I say this to those victims and survivors and their family members: I know that no words can adequately convey the emotional and psychological hurt and distress that you have suffered, not only in the institutions where you or your relatives spent time but in the years since, during which many of you have been seeking the information that you need to understand your origins or the identity of a family member. I can only express the hope that the statutory protection provided by the legislation that we will pass today will offer you and your family some reassurance for the future.

The right to know who you are is a fundamental human right. That means having access to the life details that most of us have always known about ourselves: where and when you were born, who your family are, who cared for you as an infant, what happened to your mother and where you spent your early years. Those are just some of the unanswered questions that victims and survivors have had to live with and that are so important to an individual's sense of identity. The Bill presents an important step towards securing the answers that so many mothers, their sons and daughters and their wider family have been seeking for so many years.

The passage of the Bill, although significant, is just one step in the process. Much remains to be done to achieve the justice, accountability and truth that are so urgently needed.
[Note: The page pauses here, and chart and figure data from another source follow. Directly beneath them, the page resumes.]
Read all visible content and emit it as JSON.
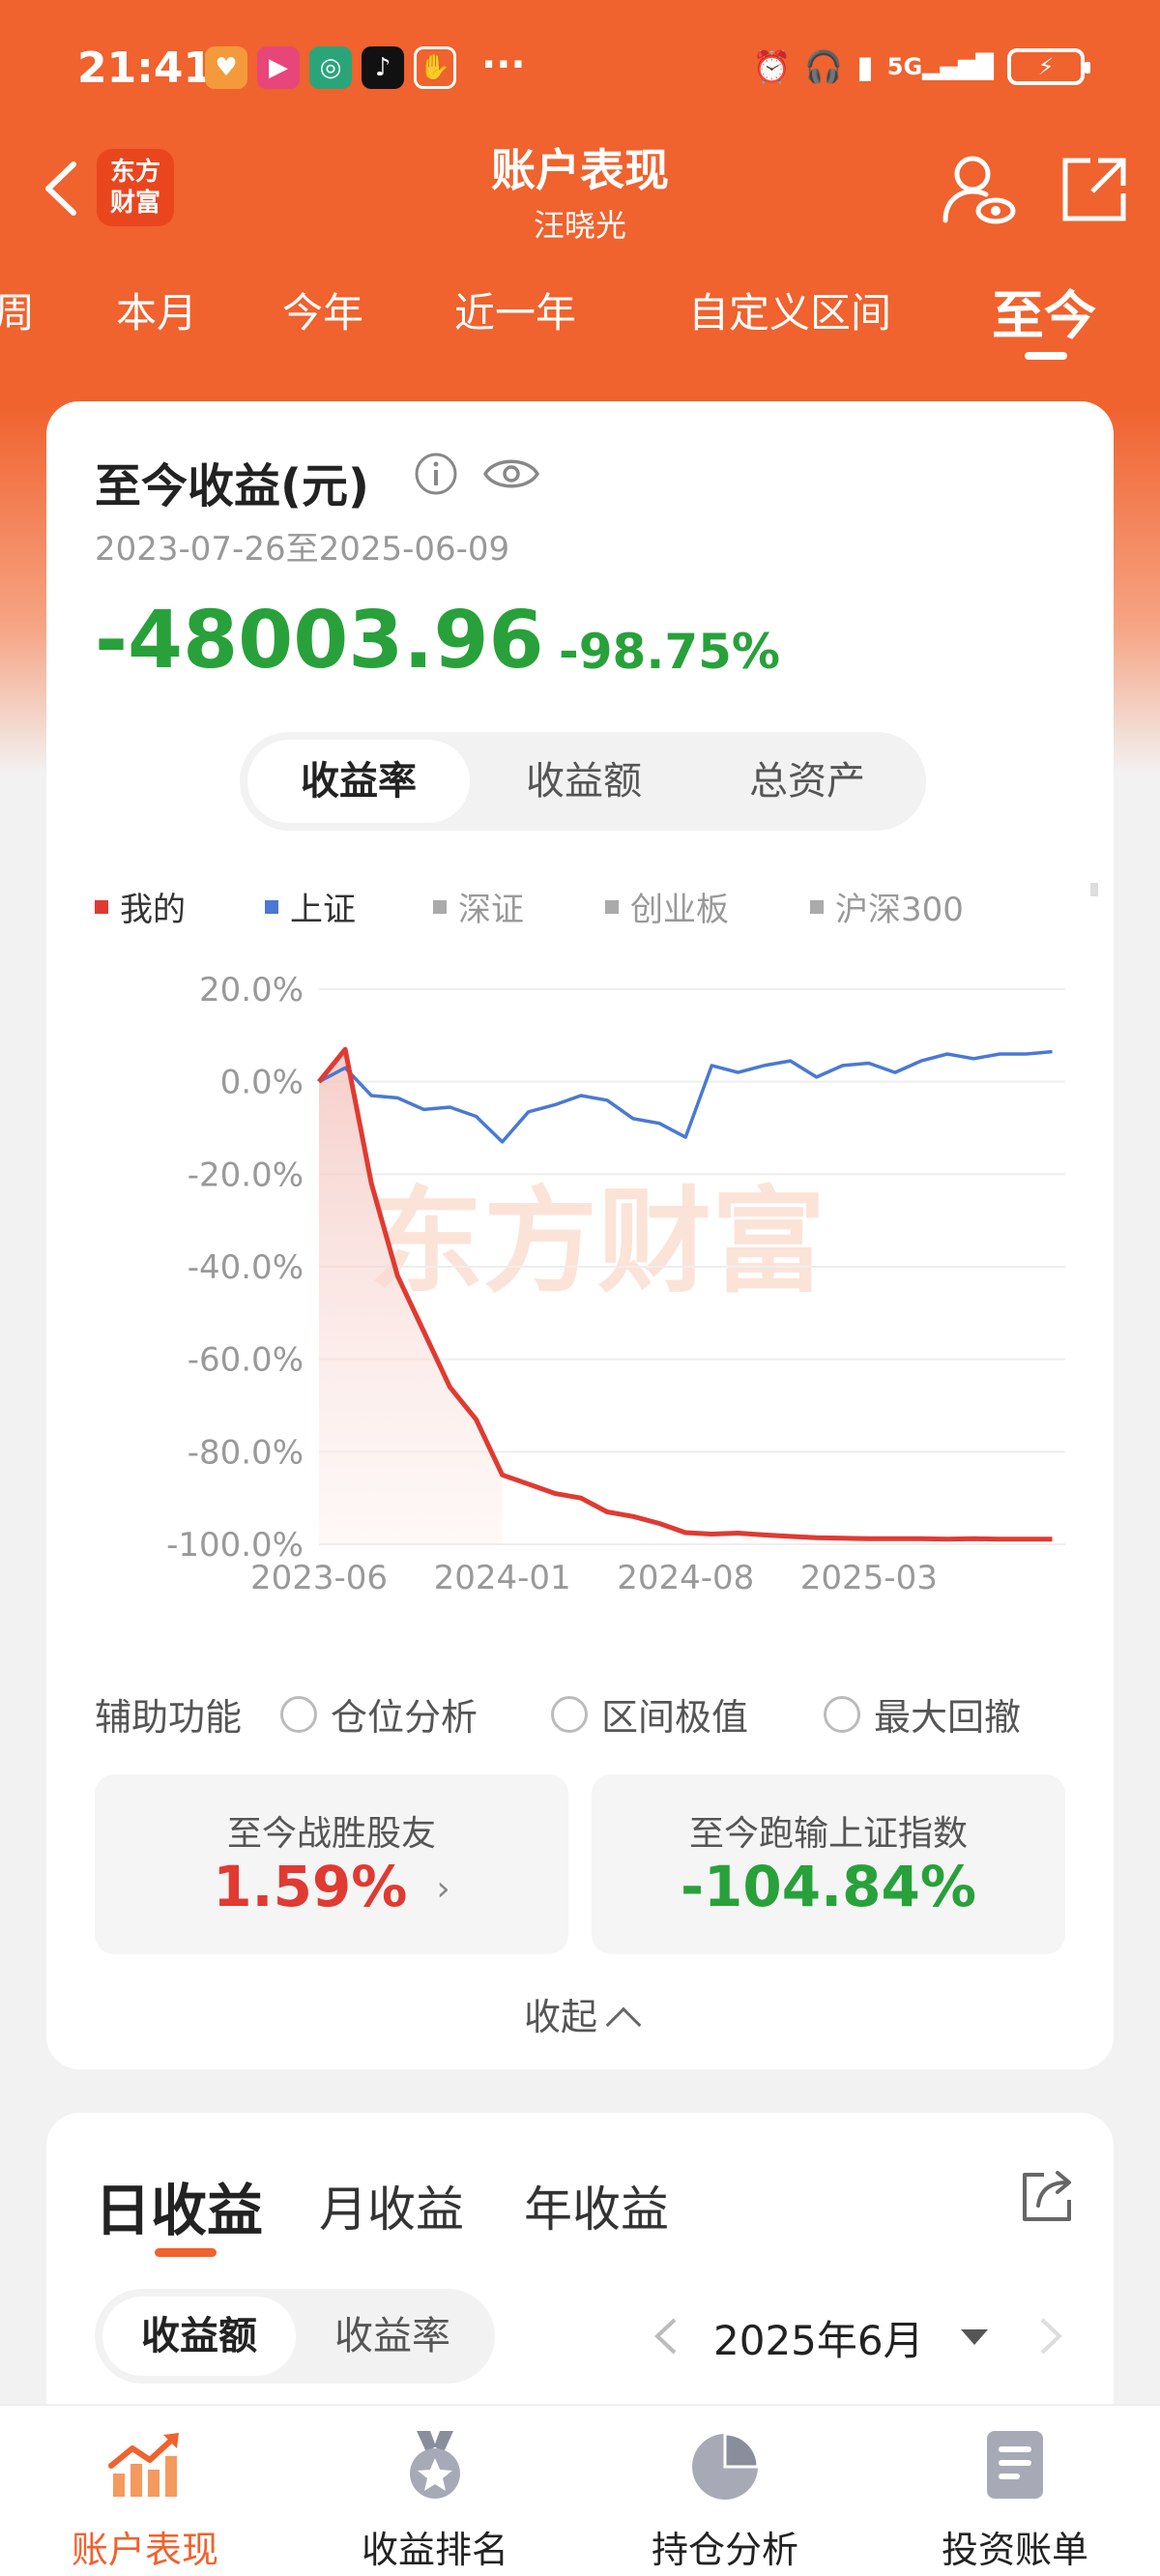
{
  "status_bar": {
    "time": "21:41",
    "signal": "5G",
    "overflow": "···"
  },
  "nav": {
    "title": "账户表现",
    "subtitle": "汪晓光",
    "logo_line1": "东方",
    "logo_line2": "财富"
  },
  "period_tabs": [
    {
      "label": "周",
      "active": false
    },
    {
      "label": "本月",
      "active": false
    },
    {
      "label": "今年",
      "active": false
    },
    {
      "label": "近一年",
      "active": false
    },
    {
      "label": "自定义区间",
      "active": false
    },
    {
      "label": "至今",
      "active": true
    }
  ],
  "summary": {
    "title": "至今收益(元)",
    "date_range": "2023-07-26至2025-06-09",
    "amount": "-48003.96",
    "percent": "-98.75%"
  },
  "metric_tabs": [
    {
      "label": "收益率",
      "active": true
    },
    {
      "label": "收益额",
      "active": false
    },
    {
      "label": "总资产",
      "active": false
    }
  ],
  "legend": [
    {
      "label": "我的",
      "color": "#e03a32"
    },
    {
      "label": "上证",
      "color": "#4a78d4"
    },
    {
      "label": "深证",
      "color": "#aaaaaa"
    },
    {
      "label": "创业板",
      "color": "#aaaaaa"
    },
    {
      "label": "沪深300",
      "color": "#aaaaaa"
    }
  ],
  "chart_data": {
    "type": "line",
    "xlabel": "",
    "ylabel": "",
    "y_ticks": [
      "20.0%",
      "0.0%",
      "-20.0%",
      "-40.0%",
      "-60.0%",
      "-80.0%",
      "-100.0%"
    ],
    "ylim": [
      -100,
      20
    ],
    "x_ticks": [
      "2023-06",
      "2024-01",
      "2024-08",
      "2025-03"
    ],
    "x_range_months": [
      0,
      28.5
    ],
    "grid": true,
    "watermark": "东方财富",
    "series": [
      {
        "name": "我的",
        "color": "#e03a32",
        "points": [
          [
            0,
            0
          ],
          [
            1,
            7
          ],
          [
            2,
            -22
          ],
          [
            3,
            -42
          ],
          [
            4,
            -54
          ],
          [
            5,
            -66
          ],
          [
            6,
            -73
          ],
          [
            7,
            -85
          ],
          [
            8,
            -87
          ],
          [
            9,
            -89
          ],
          [
            10,
            -90
          ],
          [
            11,
            -93
          ],
          [
            12,
            -94
          ],
          [
            13,
            -95.5
          ],
          [
            14,
            -97.5
          ],
          [
            15,
            -97.8
          ],
          [
            16,
            -97.6
          ],
          [
            17,
            -98
          ],
          [
            18,
            -98.3
          ],
          [
            19,
            -98.6
          ],
          [
            20,
            -98.7
          ],
          [
            21,
            -98.8
          ],
          [
            22,
            -98.8
          ],
          [
            23,
            -98.8
          ],
          [
            24,
            -98.9
          ],
          [
            25,
            -98.8
          ],
          [
            26,
            -98.9
          ],
          [
            27,
            -98.9
          ],
          [
            28,
            -98.9
          ]
        ]
      },
      {
        "name": "上证",
        "color": "#4a78d4",
        "points": [
          [
            0,
            0
          ],
          [
            1,
            3
          ],
          [
            2,
            -3
          ],
          [
            3,
            -3.5
          ],
          [
            4,
            -6
          ],
          [
            5,
            -5.5
          ],
          [
            6,
            -7.5
          ],
          [
            7,
            -13
          ],
          [
            8,
            -6.5
          ],
          [
            9,
            -5
          ],
          [
            10,
            -3
          ],
          [
            11,
            -4
          ],
          [
            12,
            -8
          ],
          [
            13,
            -9
          ],
          [
            14,
            -12
          ],
          [
            15,
            3.5
          ],
          [
            16,
            2
          ],
          [
            17,
            3.5
          ],
          [
            18,
            4.5
          ],
          [
            19,
            1
          ],
          [
            20,
            3.5
          ],
          [
            21,
            4
          ],
          [
            22,
            2
          ],
          [
            23,
            4.5
          ],
          [
            24,
            6
          ],
          [
            25,
            5
          ],
          [
            26,
            6
          ],
          [
            27,
            6
          ],
          [
            28,
            6.5
          ]
        ]
      }
    ]
  },
  "assist": {
    "label": "辅助功能",
    "options": [
      "仓位分析",
      "区间极值",
      "最大回撤"
    ]
  },
  "stats": [
    {
      "label": "至今战胜股友",
      "value": "1.59%",
      "color": "#e03a32"
    },
    {
      "label": "至今跑输上证指数",
      "value": "-104.84%",
      "color": "#28a13a"
    }
  ],
  "collapse_label": "收起",
  "returns_section": {
    "tabs": [
      {
        "label": "日收益",
        "active": true
      },
      {
        "label": "月收益",
        "active": false
      },
      {
        "label": "年收益",
        "active": false
      }
    ],
    "toggle": [
      {
        "label": "收益额",
        "active": true
      },
      {
        "label": "收益率",
        "active": false
      }
    ],
    "month": "2025年6月"
  },
  "bottom_nav": [
    {
      "label": "账户表现",
      "icon": "chart-trend-icon",
      "active": true
    },
    {
      "label": "收益排名",
      "icon": "medal-icon",
      "active": false
    },
    {
      "label": "持仓分析",
      "icon": "pie-chart-icon",
      "active": false
    },
    {
      "label": "投资账单",
      "icon": "document-icon",
      "active": false
    }
  ]
}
Given the collaboration and commitment shown by Members across the House in progressing the Bill through the Assembly, I am confident that there will be continued cross-party support for achieving that outcome.
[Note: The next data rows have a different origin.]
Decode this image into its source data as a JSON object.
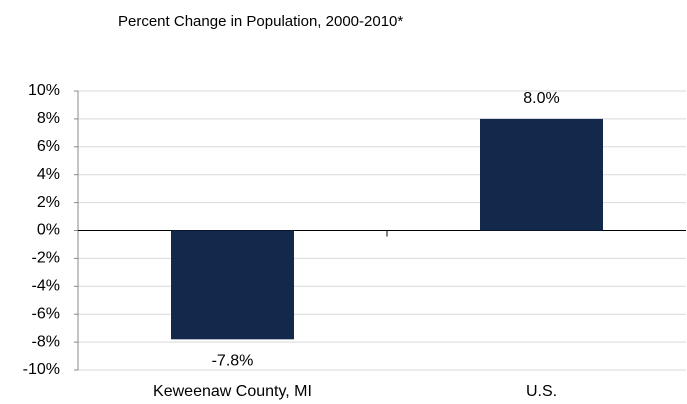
{
  "chart_data": {
    "type": "bar",
    "title": "Percent Change in Population, 2000-2010*",
    "categories": [
      "Keweenaw County, MI",
      "U.S."
    ],
    "values": [
      -7.8,
      8.0
    ],
    "value_labels": [
      "-7.8%",
      "8.0%"
    ],
    "color": "#13294b",
    "ylim": [
      -10,
      10
    ],
    "yticks": [
      {
        "value": -10,
        "label": "-10%"
      },
      {
        "value": -8,
        "label": "-8%"
      },
      {
        "value": -6,
        "label": "-6%"
      },
      {
        "value": -4,
        "label": "-4%"
      },
      {
        "value": -2,
        "label": "-2%"
      },
      {
        "value": 0,
        "label": "0%"
      },
      {
        "value": 2,
        "label": "2%"
      },
      {
        "value": 4,
        "label": "4%"
      },
      {
        "value": 6,
        "label": "6%"
      },
      {
        "value": 8,
        "label": "8%"
      },
      {
        "value": 10,
        "label": "10%"
      }
    ],
    "grid": true
  }
}
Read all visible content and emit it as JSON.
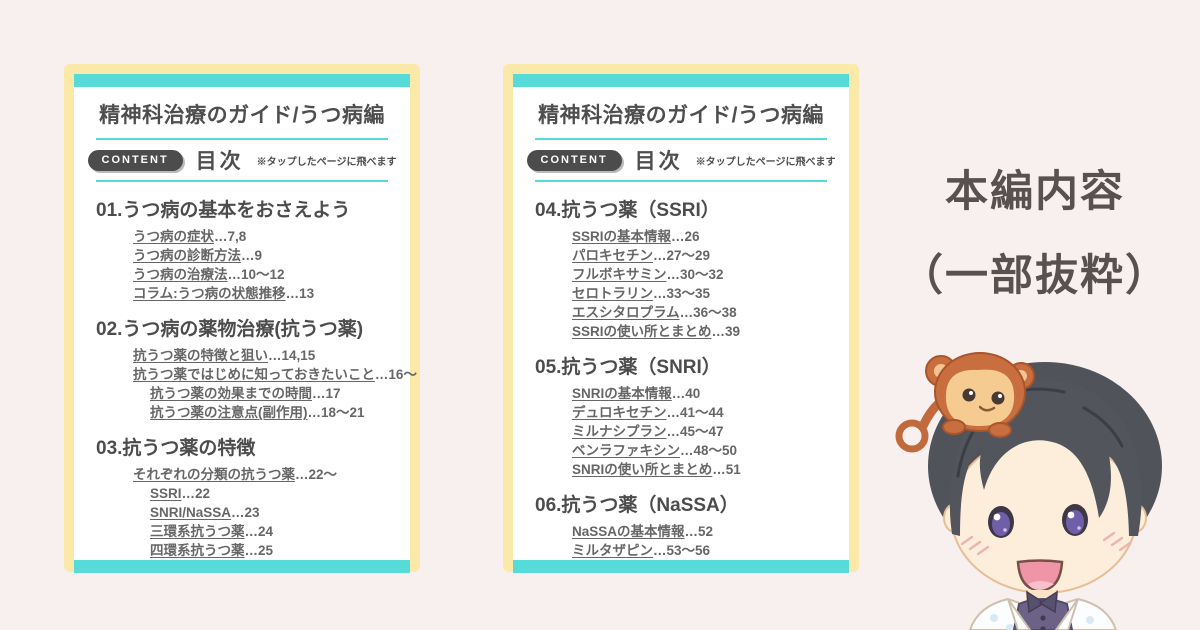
{
  "colors": {
    "background": "#f7f0ee",
    "card_frame_yellow": "#fbe9aa",
    "accent_teal": "#57dbd8",
    "badge_dark": "#4c4c4c",
    "heading_text": "#4c4c4c",
    "item_text": "#666666",
    "side_title_text": "#57514f"
  },
  "side_title": {
    "line1": "本編内容",
    "line2": "（一部抜粋）"
  },
  "cards": [
    {
      "title": "精神科治療のガイド/うつ病編",
      "badge": "CONTENT",
      "toc_label": "目次",
      "note": "※タップしたページに飛べます",
      "sections": [
        {
          "heading": "01.うつ病の基本をおさえよう",
          "items": [
            {
              "label": "うつ病の症状",
              "pages": "…7,8",
              "level": 1
            },
            {
              "label": "うつ病の診断方法",
              "pages": "…9",
              "level": 1
            },
            {
              "label": "うつ病の治療法",
              "pages": "…10〜12",
              "level": 1
            },
            {
              "label": "コラム:うつ病の状態推移",
              "pages": "…13",
              "level": 1
            }
          ]
        },
        {
          "heading": "02.うつ病の薬物治療(抗うつ薬)",
          "items": [
            {
              "label": "抗うつ薬の特徴と狙い",
              "pages": "…14,15",
              "level": 1
            },
            {
              "label": "抗うつ薬ではじめに知っておきたいこと",
              "pages": "…16〜",
              "level": 1
            },
            {
              "label": "抗うつ薬の効果までの時間",
              "pages": "…17",
              "level": 2
            },
            {
              "label": "抗うつ薬の注意点(副作用)",
              "pages": "…18〜21",
              "level": 2
            }
          ]
        },
        {
          "heading": "03.抗うつ薬の特徴",
          "items": [
            {
              "label": "それぞれの分類の抗うつ薬",
              "pages": "…22〜",
              "level": 1
            },
            {
              "label": "SSRI",
              "pages": "…22",
              "level": 2
            },
            {
              "label": "SNRI/NaSSA",
              "pages": "…23",
              "level": 2
            },
            {
              "label": "三環系抗うつ薬",
              "pages": "…24",
              "level": 2
            },
            {
              "label": "四環系抗うつ薬",
              "pages": "…25",
              "level": 2
            }
          ]
        }
      ]
    },
    {
      "title": "精神科治療のガイド/うつ病編",
      "badge": "CONTENT",
      "toc_label": "目次",
      "note": "※タップしたページに飛べます",
      "sections": [
        {
          "heading": "04.抗うつ薬（SSRI）",
          "items": [
            {
              "label": "SSRIの基本情報",
              "pages": "…26",
              "level": 1
            },
            {
              "label": "パロキセチン",
              "pages": "…27〜29",
              "level": 1
            },
            {
              "label": "フルボキサミン",
              "pages": "…30〜32",
              "level": 1
            },
            {
              "label": "セロトラリン",
              "pages": "…33〜35",
              "level": 1
            },
            {
              "label": "エスシタロプラム",
              "pages": "…36〜38",
              "level": 1
            },
            {
              "label": "SSRIの使い所とまとめ",
              "pages": "…39",
              "level": 1
            }
          ]
        },
        {
          "heading": "05.抗うつ薬（SNRI）",
          "items": [
            {
              "label": "SNRIの基本情報",
              "pages": "…40",
              "level": 1
            },
            {
              "label": "デュロキセチン",
              "pages": "…41〜44",
              "level": 1
            },
            {
              "label": "ミルナシプラン",
              "pages": "…45〜47",
              "level": 1
            },
            {
              "label": "ベンラファキシン",
              "pages": "…48〜50",
              "level": 1
            },
            {
              "label": "SNRIの使い所とまとめ",
              "pages": "…51",
              "level": 1
            }
          ]
        },
        {
          "heading": "06.抗うつ薬（NaSSA）",
          "items": [
            {
              "label": "NaSSAの基本情報",
              "pages": "…52",
              "level": 1
            },
            {
              "label": "ミルタザピン",
              "pages": "…53〜56",
              "level": 1
            }
          ]
        }
      ]
    }
  ]
}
It is my hope and expectation that the statutory inquiry recommended by the truth recovery design panel will provide the answers that are so desperately needed. There are also powers in the Adoption and Children Bill, which the Assembly passed recently, to make regulations that will empower the Department of Health to strengthen and clarify provisions governing access to information about adoptions that took place prior to that legislation's commencement. Victims and survivors will play an important role in the process.

I have thanked the Bill sponsor, but I take the opportunity to also thank my Department's officials who engaged in this process with the Bill sponsor and with Members who proposed amendments. It was the same dedicated team of officials as brought forward the Adoption and Children Bill at the same time. I place on record their commitment to getting us to Final Stage today.
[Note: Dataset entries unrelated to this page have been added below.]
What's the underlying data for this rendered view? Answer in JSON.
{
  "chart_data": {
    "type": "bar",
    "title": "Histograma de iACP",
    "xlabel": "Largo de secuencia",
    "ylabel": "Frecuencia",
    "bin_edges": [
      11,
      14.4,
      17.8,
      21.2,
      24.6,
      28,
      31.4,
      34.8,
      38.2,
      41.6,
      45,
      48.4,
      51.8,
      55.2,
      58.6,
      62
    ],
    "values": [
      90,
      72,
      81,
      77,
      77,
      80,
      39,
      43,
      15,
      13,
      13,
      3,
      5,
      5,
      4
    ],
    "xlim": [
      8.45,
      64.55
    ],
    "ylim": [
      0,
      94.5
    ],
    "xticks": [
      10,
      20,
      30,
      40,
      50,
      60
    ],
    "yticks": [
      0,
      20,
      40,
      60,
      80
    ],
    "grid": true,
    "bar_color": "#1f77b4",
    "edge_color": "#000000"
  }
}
Mr Speaker, like others, I thank you for your support. I thank you and your office for facilitating our getting the Bill through so many stages as quickly as we have in the final days and weeks of the mandate. It means a lot to the people who are listening and seeking the surety of the preservation of information held across the institutions. As Ms Bradley said, when it comes to your legacy as Speaker, the Bill stands among the greatest testaments to you: you enabled us to bring the private Member's Bill through, and it was done in such a collaborative way by all parties in the House.

In addition, as Health Minister, I give my personal thanks to you, Mr Speaker, for the support that you have given me in the Chamber. I am probably the Minister who has been in the Chamber the most — possibly nearly as much as you at times. You have managed some challenging debates and legislation, and I thank you for your impartiality and for how you and your team have managed those.

It remains for me to thank once again my Assembly colleague Mr Chambers and other Members for their tenacity in securing this important legislation, to which I give my wholehearted support.

It is a privilege to do that as my final contribution as Health Minister in this Assembly mandate. It is fitting that this Bill is the final piece of business in this mandate, because it will be life-changing and will give that surety. It would have been challenging for many of those listening, to whom Ms Dillon referred, if the legislation had not been delivered and was put off until another mandate or put on the long finger. It is right that we have this private Member's Bill, and it is also right that it was granted accelerated passage, which was supported by you, Mr Speaker, the offices and all parties across the House. I have great pleasure in endorsing the private Member's Bill.